As it was, the journey took the better part of three days. It would have taken longer if Fillip and Sot hadn’t appropriated a pair of plow horses whose day had clearly come and gone. They were so swaybacked and rough-gaited that it jarred his bones just to watch them amble about the camp site. Riding them was worse, but the pace of travel improved and they covered more distance, so he kept his peace. He never asked the gnomes where they got the horses. Moral principle took a backseat to expediency on this occasion.

They came down out of the forested hill country below the Deep Fell, skirted the broad plains of the Greensward, and passed east into the wasteland that stretched to the far rim of the valley. Their journey seemed endless. It dragged with the weight of a millstone tied about their necks. Ben was consumed by fear for his missing friends; too much could happen, all of it bad, before he would be able to reach them. Fillip and Sot were consumed by fear for their own skins; they believed themselves sacrificial lambs being led to the dragon’s dinner table. The three talked to one another as little as possible, uncomfortable with the journey, its purpose, and each other.

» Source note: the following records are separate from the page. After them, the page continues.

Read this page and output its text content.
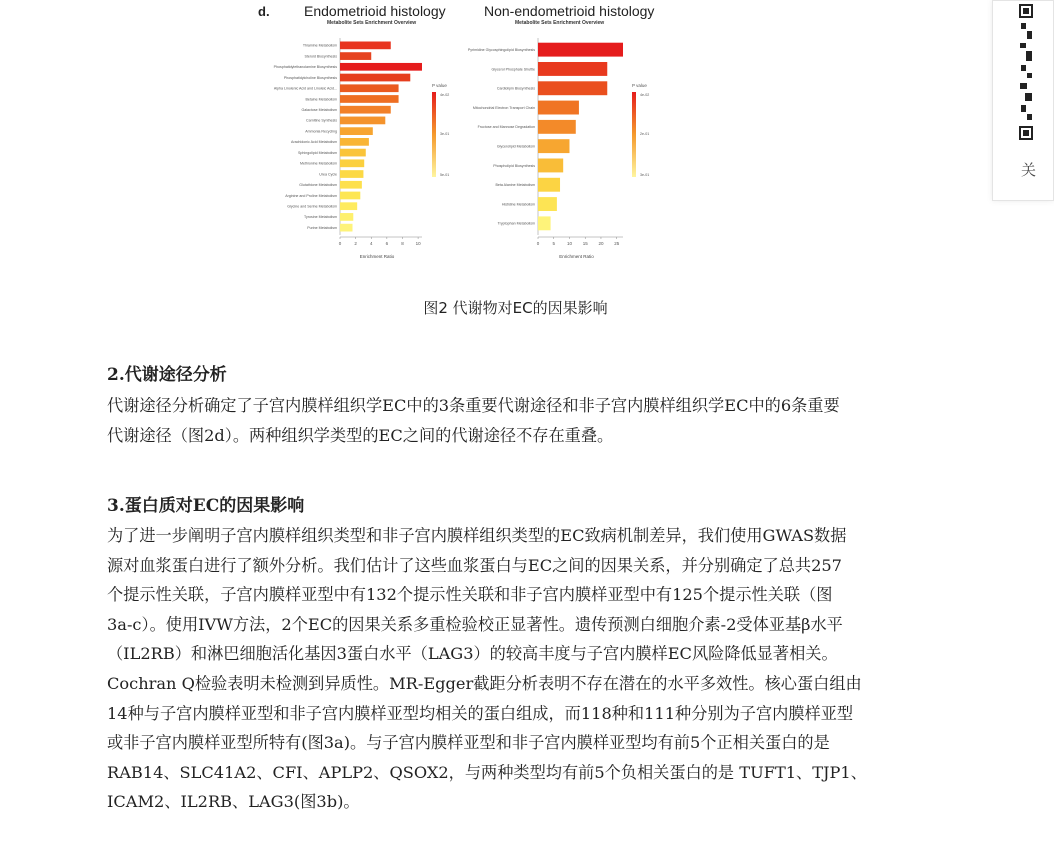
d. Endometrioid histology
Metabolite Sets Enrichment Overview
Non-endometrioid histology
Metabolite Sets Enrichment Overview
Thiamine Metabolism
Steroid Biosynthesis
Phosphatidylethanolamine Biosynthesis
Phosphatidylcholine Biosynthesis
Alpha Linolenic Acid and Linoleic Acid...
Betaine Metabolism
Galactose Metabolism
Carnitine Synthesis
Ammonia Recycling
Arachidonic Acid Metabolism
Sphingolipid Metabolism
Methionine Metabolism
Urea Cycle
Glutathione Metabolism
Arginine and Proline Metabolism
Glycine and Serine Metabolism
Tyrosine Metabolism
Purine Metabolism
0	2	4	6	8	10
Enrichment Ratio
P value
4e-02
3e-01
5e-01
Pyrimidine Glycosphingolipid Biosynthesis
Glycerol Phosphate Shuttle
Cardiolipin Biosynthesis
Mitochondrial Electron Transport Chain
Fructose and Mannose Degradation
Glycerolipid Metabolism
Phospholipid Biosynthesis
Beta Alanine Metabolism
Histidine Metabolism
Tryptophan Metabolism
0	5	10 15 20 25
Enrichment Ratio
P value
4e-02
2e-01
3e-01
图2 代谢物对EC的因果影响
2.代谢途径分析
代谢途径分析确定了子宫内膜样组织学EC中的3条重要代谢途径和非子宫内膜样组织学EC中的6条重要
代谢途径（图2d）。两种组织学类型的EC之间的代谢途径不存在重叠。
3.蛋白质对EC的因果影响
为了进一步阐明子宫内膜样组织类型和非子宫内膜样组织类型的EC致病机制差异，我们使用GWAS数据
源对血浆蛋白进行了额外分析。我们估计了这些血浆蛋白与EC之间的因果关系，并分别确定了总共257
个提示性关联，子宫内膜样亚型中有132个提示性关联和非子宫内膜样亚型中有125个提示性关联（图
3a-c）。使用IVW方法，2个EC的因果关系多重检验校正显著性。遗传预测白细胞介素-2受体亚基β水平
（IL2RB）和淋巴细胞活化基因3蛋白水平（LAG3）的较高丰度与子宫内膜样EC风险降低显著相关。
Cochran Q检验表明未检测到异质性。MR-Egger截距分析表明不存在潜在的水平多效性。核心蛋白组由
14种与子宫内膜样亚型和非子宫内膜样亚型均相关的蛋白组成，而118种和111种分别为子宫内膜样亚型
或非子宫内膜样亚型所特有(图3a)。与子宫内膜样亚型和非子宫内膜样亚型均有前5个正相关蛋白的是
RAB14、SLC41A2、CFI、APLP2、QSOX2，与两种类型均有前5个负相关蛋白的是 TUFT1、TJP1、
ICAM2、IL2RB、LAG3(图3b)。
关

Ben thought frequently of Nightshade as they traveled, and his thoughts were not pleasant ones. It was bad enough that he had left Willow alone and unprotected when he had gone into the mists, bad enough that Questor and the others had come down into the hollows looking for him when he had failed to return that first day, and worse than bad that all of them had been whisked off to Abaddon and the demons on a whim, while Nightshade idled about waiting for his return. But it was unforgivable that he hadn’t made better use of the witch when he had held her captive under the power of the Io Dust. There were any number of things he should have done and hadn’t. He should have had her use her magic to bring the dragon to him — to lure it there, if nothing else. Had she been unable to do that, he should have had her use the magic to send him to the dragon. That would have saved three days of traipsing all over the valley on a plow horse! He should have had her supply him with some of her magic. A little extra protection wouldn’t have hurt. And he never should have let her off so easy — not after what she had done. He should have made certain she would cause him no further problems. Or at least he should have made her pledge to him in case she did escape.